Preclinical studies suggest that blockade of the endothelin receptor reduces proteinuria and may confer renal protection. The aim of this systematic review and meta-analysis was to summarize evidence from randomized controlled trials (RCT) concerning the benefits and risks of ERA on renal outcomes.

Methods

MEDLINE, Embase and Cochrane Central Register of Controlled Trials were searched for RCTs evaluating ERAs in adults that reported renal outcomes. The primary outcome was kidney failure (end-stage kidney disease, renal failure, or doubling of creatinine, or as reported by the authors). The secondary outcomes were change in kidney function (estimated glomerular filtration rate or creatinine clearance), albuminuria and systolic blood pressure from baseline to last measurement, all-cause mortality, cardiovascular mortality and adverse events. Treatment effects were summarized using random-effects meta-analysis.

Results

Six RCTs (3963 participants, median sample size 333, median follow-up 15 weeks) met eligibility criteria. There was substantial heterogeneity in baseline kidney function and study population. Compared to placebo, ERA significantly reduced the risk of kidney failure (2 trials, risk ratio [RR] 0.75, 95%CI 0.56, 0.93).
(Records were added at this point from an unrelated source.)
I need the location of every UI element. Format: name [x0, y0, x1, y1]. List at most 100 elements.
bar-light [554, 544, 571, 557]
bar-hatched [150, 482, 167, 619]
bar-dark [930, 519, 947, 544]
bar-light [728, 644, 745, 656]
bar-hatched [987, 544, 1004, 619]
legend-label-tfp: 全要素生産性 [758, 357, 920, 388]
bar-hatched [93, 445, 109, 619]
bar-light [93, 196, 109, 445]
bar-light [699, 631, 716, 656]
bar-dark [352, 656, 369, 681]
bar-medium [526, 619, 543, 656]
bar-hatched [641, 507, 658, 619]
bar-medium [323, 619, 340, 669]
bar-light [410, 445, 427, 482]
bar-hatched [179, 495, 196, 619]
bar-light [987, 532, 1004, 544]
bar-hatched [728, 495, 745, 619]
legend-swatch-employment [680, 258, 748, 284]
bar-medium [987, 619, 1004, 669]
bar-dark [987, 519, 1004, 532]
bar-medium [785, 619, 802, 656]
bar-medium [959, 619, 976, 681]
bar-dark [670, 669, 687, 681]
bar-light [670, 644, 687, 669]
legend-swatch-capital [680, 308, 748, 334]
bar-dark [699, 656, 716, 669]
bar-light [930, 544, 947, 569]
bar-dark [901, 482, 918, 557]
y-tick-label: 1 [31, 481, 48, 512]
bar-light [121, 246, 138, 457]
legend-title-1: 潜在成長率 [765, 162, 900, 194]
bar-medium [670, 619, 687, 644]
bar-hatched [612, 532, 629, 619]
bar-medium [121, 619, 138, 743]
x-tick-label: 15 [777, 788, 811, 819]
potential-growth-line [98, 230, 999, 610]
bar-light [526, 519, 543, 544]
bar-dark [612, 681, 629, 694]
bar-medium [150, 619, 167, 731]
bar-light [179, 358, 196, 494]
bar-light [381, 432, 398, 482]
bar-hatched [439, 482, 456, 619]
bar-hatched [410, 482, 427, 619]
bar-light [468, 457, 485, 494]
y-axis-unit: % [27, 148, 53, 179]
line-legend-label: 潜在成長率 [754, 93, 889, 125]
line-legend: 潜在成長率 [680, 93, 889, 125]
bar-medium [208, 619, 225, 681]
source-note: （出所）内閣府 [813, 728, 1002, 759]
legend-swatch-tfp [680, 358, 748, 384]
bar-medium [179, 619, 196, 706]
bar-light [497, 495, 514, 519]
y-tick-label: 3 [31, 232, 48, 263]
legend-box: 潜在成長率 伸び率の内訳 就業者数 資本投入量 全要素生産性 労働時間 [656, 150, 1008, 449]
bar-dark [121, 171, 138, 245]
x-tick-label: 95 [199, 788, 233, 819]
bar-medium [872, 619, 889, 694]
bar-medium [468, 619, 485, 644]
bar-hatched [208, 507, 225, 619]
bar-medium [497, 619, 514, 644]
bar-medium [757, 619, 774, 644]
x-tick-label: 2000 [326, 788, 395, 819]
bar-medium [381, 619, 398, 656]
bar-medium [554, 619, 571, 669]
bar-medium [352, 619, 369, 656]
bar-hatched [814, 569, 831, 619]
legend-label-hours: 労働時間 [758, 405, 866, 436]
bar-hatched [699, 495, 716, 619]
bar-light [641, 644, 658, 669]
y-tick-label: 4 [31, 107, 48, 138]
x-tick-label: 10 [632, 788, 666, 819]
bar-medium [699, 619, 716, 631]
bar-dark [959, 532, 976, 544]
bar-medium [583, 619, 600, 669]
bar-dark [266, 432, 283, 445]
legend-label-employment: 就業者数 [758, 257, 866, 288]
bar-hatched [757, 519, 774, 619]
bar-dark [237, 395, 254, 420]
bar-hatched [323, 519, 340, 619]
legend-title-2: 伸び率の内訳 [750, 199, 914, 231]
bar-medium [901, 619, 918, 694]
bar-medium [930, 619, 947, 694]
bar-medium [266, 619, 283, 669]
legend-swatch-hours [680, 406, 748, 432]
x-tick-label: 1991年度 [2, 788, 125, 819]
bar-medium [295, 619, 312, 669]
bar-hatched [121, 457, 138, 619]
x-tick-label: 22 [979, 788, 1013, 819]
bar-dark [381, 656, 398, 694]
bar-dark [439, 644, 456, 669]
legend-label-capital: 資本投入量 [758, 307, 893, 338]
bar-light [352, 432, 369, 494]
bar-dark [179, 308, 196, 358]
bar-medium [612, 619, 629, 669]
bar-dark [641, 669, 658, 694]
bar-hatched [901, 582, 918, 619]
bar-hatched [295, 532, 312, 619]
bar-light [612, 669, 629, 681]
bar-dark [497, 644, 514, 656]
Compared to placebo, ERA significantly reduced albuminuria (3 trials, SMD -1.19, 95%CI -1.86, -0.53), and systolic blood pressure (weighted mean difference [WMD] -5.86, 95%CI -10.62, -1.09 mm Hg). ERA treatment was associated with a short term decrease in kidney function (5 trials, standardized mean difference [SMD] -0.11, 95%CI -0.22, 0.00). ERA had uncertain effect on all-cause mortality (4 trials, RR 1.62, 95%CI 0.62, 4.29), and pulmonary edema (2 trials, RR 2.07, 95%CI 0.65, 6.59); but increased the risk of systemic edema (6 trials, RR 1.90, 95%CI 1.29, 2.79).

Conclusion

Short-term trials suggest that ERA treatment may reduce the risk of kidney failure and reduce albuminuria. Adequately powered RCTs with long-term follow-up are required to evaluate whether ERA treatment improves renal outcomes.